Se o animal foi recém-capturado e o local é conhecido, a legislação prevê devolução imediata. Mas não é isso o que ocorre na maioria dos casos. Muitas espécies são apreendidas durante tentativa de transporte para tráfico e até mesmo dentro de casa. Por incrível que pareça, manter um animal selvagem como bicho de estimação, em casa, é uma das maiores agressões proferidas a ele. Um dos casos mais tristes é o da ararinha-azul, animal típico do Nordeste que foi extinto na natureza e, hoje, só existe em cativeiro. Foi ela que inspirou o personagem principal da animação “Rio”.
Grosso do Sul (Foto: Divulgação/Vincent Kurt Lo)
“Chegou a esse ponto e, agora, é muito mais difícil a reintrodução. As pessoas falam da questão emocional, mas não pode haver esse apego.
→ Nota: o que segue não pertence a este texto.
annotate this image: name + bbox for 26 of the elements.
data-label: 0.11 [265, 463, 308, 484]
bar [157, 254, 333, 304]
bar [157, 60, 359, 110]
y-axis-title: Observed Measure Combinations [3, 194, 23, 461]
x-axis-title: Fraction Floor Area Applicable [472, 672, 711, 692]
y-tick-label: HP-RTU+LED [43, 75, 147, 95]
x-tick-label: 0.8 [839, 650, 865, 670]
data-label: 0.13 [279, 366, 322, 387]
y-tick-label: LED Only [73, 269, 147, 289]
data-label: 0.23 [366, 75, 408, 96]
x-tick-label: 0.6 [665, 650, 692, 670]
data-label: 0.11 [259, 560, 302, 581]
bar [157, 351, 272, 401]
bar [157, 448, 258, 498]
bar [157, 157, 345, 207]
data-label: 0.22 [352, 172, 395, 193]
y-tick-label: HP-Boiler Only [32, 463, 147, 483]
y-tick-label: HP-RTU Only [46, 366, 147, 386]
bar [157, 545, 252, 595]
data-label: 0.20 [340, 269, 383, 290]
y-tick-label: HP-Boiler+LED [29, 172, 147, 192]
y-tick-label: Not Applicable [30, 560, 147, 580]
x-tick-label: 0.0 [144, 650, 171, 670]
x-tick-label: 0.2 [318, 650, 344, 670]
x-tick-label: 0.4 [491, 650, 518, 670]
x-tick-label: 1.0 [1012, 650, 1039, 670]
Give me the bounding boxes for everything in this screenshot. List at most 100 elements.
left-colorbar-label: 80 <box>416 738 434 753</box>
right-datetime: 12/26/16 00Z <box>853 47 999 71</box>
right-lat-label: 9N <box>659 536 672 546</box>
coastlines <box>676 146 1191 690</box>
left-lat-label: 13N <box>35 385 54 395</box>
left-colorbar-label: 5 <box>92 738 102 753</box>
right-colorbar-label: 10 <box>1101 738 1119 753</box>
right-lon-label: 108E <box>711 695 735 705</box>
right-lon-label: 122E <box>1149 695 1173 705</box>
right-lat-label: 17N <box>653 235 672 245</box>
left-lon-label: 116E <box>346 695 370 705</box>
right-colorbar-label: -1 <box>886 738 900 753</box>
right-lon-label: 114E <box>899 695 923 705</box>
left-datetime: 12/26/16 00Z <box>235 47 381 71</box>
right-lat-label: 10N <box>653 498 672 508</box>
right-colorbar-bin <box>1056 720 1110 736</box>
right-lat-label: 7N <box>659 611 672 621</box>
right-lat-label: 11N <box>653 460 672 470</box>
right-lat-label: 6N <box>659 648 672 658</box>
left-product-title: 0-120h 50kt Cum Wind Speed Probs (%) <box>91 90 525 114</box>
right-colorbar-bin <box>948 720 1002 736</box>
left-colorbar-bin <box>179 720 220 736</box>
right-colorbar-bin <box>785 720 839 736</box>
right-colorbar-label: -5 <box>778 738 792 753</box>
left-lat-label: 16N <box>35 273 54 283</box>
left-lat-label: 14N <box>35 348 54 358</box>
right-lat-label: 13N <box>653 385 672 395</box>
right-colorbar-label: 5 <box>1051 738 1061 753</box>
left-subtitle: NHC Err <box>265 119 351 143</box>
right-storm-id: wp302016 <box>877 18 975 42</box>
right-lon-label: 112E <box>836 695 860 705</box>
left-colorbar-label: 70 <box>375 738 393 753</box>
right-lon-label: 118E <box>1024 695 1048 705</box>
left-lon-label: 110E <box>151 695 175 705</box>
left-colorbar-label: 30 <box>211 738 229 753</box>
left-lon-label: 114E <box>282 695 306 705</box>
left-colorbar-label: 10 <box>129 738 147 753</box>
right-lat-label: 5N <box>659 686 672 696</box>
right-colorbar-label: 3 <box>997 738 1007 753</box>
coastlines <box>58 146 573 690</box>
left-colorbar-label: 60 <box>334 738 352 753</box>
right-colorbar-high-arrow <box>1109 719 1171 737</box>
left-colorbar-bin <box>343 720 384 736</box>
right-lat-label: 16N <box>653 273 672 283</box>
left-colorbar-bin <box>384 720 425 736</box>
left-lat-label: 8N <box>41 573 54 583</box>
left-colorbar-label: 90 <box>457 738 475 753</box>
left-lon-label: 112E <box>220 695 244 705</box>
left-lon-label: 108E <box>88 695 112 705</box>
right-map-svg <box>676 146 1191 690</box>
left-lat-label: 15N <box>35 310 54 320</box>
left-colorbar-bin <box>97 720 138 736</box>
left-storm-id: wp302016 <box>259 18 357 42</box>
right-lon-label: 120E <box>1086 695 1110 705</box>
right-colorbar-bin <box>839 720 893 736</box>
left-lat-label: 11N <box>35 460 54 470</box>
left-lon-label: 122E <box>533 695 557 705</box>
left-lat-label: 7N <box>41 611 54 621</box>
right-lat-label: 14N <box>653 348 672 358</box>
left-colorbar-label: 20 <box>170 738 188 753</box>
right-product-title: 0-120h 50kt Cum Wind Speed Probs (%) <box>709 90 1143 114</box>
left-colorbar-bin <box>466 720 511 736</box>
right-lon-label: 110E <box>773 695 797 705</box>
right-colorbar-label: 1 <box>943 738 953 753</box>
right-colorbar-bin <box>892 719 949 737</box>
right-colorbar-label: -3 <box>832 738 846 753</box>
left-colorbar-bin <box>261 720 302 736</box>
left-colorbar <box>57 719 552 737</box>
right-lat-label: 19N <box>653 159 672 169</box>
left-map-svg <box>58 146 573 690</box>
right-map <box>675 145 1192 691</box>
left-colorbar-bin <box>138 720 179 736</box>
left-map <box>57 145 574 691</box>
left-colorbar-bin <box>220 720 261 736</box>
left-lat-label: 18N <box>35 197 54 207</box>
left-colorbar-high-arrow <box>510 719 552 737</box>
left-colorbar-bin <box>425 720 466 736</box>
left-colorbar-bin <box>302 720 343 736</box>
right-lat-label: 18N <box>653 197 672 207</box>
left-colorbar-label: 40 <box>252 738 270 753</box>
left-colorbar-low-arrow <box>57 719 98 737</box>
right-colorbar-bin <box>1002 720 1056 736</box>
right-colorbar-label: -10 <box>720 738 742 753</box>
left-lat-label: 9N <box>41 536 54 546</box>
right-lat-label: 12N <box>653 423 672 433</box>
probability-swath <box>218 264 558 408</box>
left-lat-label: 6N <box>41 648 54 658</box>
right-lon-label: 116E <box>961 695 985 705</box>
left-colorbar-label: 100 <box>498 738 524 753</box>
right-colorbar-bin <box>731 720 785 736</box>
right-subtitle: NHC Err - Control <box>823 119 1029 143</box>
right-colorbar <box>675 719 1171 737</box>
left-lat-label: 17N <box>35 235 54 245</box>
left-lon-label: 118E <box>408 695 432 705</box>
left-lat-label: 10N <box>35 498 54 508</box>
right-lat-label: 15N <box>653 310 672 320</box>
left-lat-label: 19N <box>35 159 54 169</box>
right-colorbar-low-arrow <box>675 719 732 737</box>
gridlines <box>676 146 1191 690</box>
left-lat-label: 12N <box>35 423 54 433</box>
O animal vai sofrer com a transição, mas qualquer transição é sofrida. O papagaio e o macaco, por exemplo, só se apegam ao dono porque são animais sociais gregários. Mantê-los sozinhos já é a maior crueldade que existe. Há uma tese de que a fala do papagaio é um indicativo de estresse, é desvio de comportamento. Em outros países, já conseguiram soltar com sucesso animais criados em cativeiro, como ursos órfãos, morcegos, lobos e lontras. No Brasil, acham que a onça deve ser mantida presa por ser perigosa. A primeira coisa que precisamos fazer é acabar com os mitos e ter vontade de colaborar”, comenta Vincent.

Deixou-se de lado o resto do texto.